Dreamworks' wonderfully funny and entertaining animated film How to Train Your Dragon was regarded as one of the best movies of the year. Here at Screen Rant, our own Vic Holtreman gave it a near-perfect 4.5/5 star review. Given the near-universal praise for the movie, it's not surprising to learn that How to Train Your Dragon led all other animated movies with an impressive 15 nominations at this year's annual Annie Awards.
How to Train Your Dragon will compete with Despicable Me, Tangled, Toy Story 3, and The Illusionist for Best Animated Feature. Of those films, Despicable Me received seven total nominations, The Illusionist received five, Toy Story received three, and Tangled received two nominations. DreamWorks' Megamind and Shrek Forever After earned six and five nominations, respectively.
If those numbers seem a little bit off to you, there's a good explanation. In my opinion, the only animated film to exceed How to Train Your Dragon this year was Toy Story 3. In fact, behind Inception, I don't think there was a better movie than Pixar's epic send-off to the Toy Story franchise (it's no wonder the producers are shooting for a Best Picture Oscar).

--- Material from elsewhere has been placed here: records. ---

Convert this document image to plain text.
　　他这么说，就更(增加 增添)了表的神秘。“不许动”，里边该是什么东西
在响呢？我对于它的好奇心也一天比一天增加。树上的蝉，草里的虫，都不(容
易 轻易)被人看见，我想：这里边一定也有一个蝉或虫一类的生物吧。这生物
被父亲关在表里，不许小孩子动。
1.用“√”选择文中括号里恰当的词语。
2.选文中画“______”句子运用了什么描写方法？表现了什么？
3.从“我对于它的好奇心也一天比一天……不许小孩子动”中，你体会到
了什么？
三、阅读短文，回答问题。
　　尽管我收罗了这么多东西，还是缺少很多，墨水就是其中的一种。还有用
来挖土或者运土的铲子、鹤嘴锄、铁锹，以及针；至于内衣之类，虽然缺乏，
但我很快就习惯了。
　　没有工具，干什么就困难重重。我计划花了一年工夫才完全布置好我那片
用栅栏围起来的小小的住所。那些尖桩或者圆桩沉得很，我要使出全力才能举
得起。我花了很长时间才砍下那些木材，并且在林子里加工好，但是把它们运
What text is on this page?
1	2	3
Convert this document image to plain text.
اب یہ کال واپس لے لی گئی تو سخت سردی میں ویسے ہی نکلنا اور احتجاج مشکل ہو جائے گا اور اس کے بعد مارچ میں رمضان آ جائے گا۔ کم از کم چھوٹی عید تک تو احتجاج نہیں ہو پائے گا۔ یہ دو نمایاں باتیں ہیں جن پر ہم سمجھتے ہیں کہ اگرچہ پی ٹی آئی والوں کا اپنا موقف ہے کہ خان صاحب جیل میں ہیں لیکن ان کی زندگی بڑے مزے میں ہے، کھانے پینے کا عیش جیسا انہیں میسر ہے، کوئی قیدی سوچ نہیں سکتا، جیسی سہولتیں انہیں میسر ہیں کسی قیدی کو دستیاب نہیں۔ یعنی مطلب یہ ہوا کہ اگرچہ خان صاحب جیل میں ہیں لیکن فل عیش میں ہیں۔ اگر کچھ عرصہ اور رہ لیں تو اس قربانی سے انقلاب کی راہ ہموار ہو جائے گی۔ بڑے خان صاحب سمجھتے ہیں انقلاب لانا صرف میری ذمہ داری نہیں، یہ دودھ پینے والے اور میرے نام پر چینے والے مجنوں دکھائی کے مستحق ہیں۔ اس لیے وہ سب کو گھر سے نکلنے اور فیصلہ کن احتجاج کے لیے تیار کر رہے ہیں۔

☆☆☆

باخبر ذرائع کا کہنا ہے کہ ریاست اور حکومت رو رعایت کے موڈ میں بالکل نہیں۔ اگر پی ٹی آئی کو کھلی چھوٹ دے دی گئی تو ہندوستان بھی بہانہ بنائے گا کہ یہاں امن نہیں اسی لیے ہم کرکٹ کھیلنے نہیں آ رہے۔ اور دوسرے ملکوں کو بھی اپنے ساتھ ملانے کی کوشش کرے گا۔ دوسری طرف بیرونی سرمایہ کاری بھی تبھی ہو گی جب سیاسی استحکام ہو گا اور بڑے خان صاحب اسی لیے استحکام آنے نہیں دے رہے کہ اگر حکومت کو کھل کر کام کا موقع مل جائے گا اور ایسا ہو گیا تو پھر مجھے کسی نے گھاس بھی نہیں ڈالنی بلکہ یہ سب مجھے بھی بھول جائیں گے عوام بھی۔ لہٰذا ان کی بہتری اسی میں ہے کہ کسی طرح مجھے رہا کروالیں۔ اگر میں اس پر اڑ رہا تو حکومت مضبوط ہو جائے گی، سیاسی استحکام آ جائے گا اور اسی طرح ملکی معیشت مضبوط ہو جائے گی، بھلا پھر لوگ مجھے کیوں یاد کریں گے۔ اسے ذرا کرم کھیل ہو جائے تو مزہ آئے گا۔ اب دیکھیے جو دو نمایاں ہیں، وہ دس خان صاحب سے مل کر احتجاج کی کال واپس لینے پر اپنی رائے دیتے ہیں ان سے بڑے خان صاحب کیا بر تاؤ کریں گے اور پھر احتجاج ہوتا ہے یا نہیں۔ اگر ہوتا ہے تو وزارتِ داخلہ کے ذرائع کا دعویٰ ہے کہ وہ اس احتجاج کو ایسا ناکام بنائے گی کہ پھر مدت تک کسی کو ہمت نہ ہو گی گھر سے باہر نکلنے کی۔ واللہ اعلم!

Obviously, I'm not the only one who thinks that Toy Story 3 was the best animated film of the year; Pixar does too. Unfortunately, because of the way the International Animated Film Society, ASIFA-Hollywood, tallies nominations, it is much easier for DreamWorks films to receive nominations.
The Hollywood Reporter explained the unusual process, saying, "anyone who buys a membership in the organization is eligible to vote, and Disney contends that has favored DreamWorks in recent years." This twist explains why Kung Fu Panda (a good film) shut out Wall-E (a great film) two years ago and why Disney-Pixar has chosen not to participate in future Annie Awards competitions.
Setting aside this minor conflict, this year's collection of Annie Award nominations reflects a tremendous year for animated films. For example, compared to Toy Story 3 and How to Train Your Dragon, Despicable Me, an enjoyable family film that garnered an over 80% fresh rating at Rotten Tomatoes, seems almost average. If every "average" Hollywood movie lived up to that same quality, I guarantee moviegoers would be much happier.
I've gotten into several disagreements over the years about whether animated films can be considered 'real movies.' To a true cinema fan, the question seems ludicrous. While some people pigeonhole animated movies as "kiddie films," the truth is that a well-told story, whether it's computer generated, hand-drawn, or acted out with shadow puppets, is still a well-told story. 2010 helped prove that to be true.